Eventually many systems start introducing additional infrastructure to solve those problems such as revocation lists, session registries, token blacklists, and refresh token databases. Some teams spend months migrating away from sessions only to later rebuild portions of their old session management system. While there's nothing wrong with that, it's just a reminder that complex code doesn't just disappear, it simply gets moved around.
Security Mistakes That Keep Showing Up
JWTs aren't inherently dangerous, but a few mistakes appear often enough to be worth discussing. We've touched on this before, but it still bears mentioning again. The first is treating the payload like secure storage. Developers hear "signed token" and assume the contents are protected. Then someone stores API credentials, internal identifiers, or other sensitive information inside the payload. Since JWT payloads are generally readable, that information becomes exposed to anyone holding the token.
Another common issue is overly long token lifetimes. A stolen token with a 15 minute expiration window is problematic. A stolen token that's valid for six months is a completely different conversation entirely. While neither is particularly good, you always want to minimize the amount of time a potential attacker has to access to your systems.
Key management is another area that tends to get ignored until it becomes a fire that needs putting out. Teams often generate a signing secret during the initial setup of their JWT authentication system, forget about it for several years, then discover nobody remembers where it came from or how many systems depend on it. Plus, like all secrets, you need to be rotating them to minimize impact if they are ever stolen.
The technology isn't usually what causes these vulnerability incidents. Operational and managerial decisions are. That's true for JWTs just like it's true for most security systems.
When I'd Use Something Simpler
There's a large tendency in software engineering to assume newer or more flexible solutions are automatically better, and JWTs are no exception to this.
If you're building a traditional web application with a single backend and straightforward authentication requirements, http secured session cookies are almost always the right choice. They are simple to understand, and far easier to manage than a full fledged JWT authentication system. Most importantly, they probably solve the problem you have.
JWTs start becoming much more attractive when requests need to move across multiple services, systems need to independently verify identity, or scaling session storage becomes a genuine concern.
The important question isn't whether JWTs are good. The important question is whether they actually solve a problem you have. A lot of the time they are going to be overkill for your simple web application. Make sure when you use a new technology that it solves a real problem you have
Debugging JWTs Is Usually Easier Than Debugging Authentication
One thing JWTs have going for them is visibility. When something breaks, you can usually inspect the token directly and learn quite a bit. Is the expiration time wrong? Did the issuer change? Was the token signed with the expected algorithm?
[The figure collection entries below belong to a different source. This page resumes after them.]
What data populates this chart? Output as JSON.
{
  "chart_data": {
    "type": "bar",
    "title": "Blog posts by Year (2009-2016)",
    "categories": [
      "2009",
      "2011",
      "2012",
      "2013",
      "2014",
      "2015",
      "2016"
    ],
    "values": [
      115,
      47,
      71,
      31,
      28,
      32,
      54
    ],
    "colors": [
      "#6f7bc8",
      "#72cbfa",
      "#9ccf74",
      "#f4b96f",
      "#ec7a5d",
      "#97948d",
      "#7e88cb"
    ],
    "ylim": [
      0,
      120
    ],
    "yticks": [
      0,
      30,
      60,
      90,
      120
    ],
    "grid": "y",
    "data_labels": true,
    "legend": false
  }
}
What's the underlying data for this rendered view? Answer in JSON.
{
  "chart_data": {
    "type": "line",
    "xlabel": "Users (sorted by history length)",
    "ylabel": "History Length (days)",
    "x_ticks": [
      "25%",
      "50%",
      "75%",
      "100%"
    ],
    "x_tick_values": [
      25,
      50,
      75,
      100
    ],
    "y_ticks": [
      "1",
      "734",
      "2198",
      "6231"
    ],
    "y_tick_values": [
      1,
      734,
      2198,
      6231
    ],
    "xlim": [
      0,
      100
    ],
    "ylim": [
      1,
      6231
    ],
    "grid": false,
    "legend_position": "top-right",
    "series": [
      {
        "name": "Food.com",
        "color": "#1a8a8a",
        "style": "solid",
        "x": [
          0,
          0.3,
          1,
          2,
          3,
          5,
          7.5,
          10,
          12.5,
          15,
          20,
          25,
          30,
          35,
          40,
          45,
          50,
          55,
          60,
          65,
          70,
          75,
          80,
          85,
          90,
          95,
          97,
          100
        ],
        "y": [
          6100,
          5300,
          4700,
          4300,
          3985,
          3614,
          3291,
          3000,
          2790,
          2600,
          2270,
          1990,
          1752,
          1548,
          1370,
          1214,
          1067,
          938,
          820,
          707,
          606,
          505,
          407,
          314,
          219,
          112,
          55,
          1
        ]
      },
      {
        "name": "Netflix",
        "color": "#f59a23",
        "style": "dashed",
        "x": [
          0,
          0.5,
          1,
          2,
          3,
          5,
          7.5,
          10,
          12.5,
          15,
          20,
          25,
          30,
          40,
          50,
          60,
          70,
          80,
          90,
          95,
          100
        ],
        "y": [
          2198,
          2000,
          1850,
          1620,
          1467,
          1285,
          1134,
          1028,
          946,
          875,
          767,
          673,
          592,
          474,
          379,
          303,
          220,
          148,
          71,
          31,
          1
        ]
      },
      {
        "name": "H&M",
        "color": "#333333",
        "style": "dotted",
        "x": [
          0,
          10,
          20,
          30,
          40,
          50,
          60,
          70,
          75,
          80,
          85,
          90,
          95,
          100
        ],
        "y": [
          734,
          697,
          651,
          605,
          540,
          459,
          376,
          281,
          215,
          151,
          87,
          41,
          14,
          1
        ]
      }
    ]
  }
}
These issues are surprisingly common. Actual cryptographic failures are relatively rare. Most JWT bugs turn out to be configuration issues, data (claims) mismatches, environment differences, or simple misunderstandings about what the token contains. That's good news because configuration problems are a lot easier to fix than broken cryptography.
The Real Lesson
Understanding JWTs isn't as difficult as you think. Once you decode one and learn about the relationship between the data and the signature, most of the mystery disappears.
What's harder is understanding the architecture around them: How tokens are issued, How they're refreshed, How permissions change, How access gets revoked, How multiple services establish trust, How authentication decisions evolve after a token has already been created.
Those are the questions that make authentication systems complicated, and the JWT is usually just along for the ride.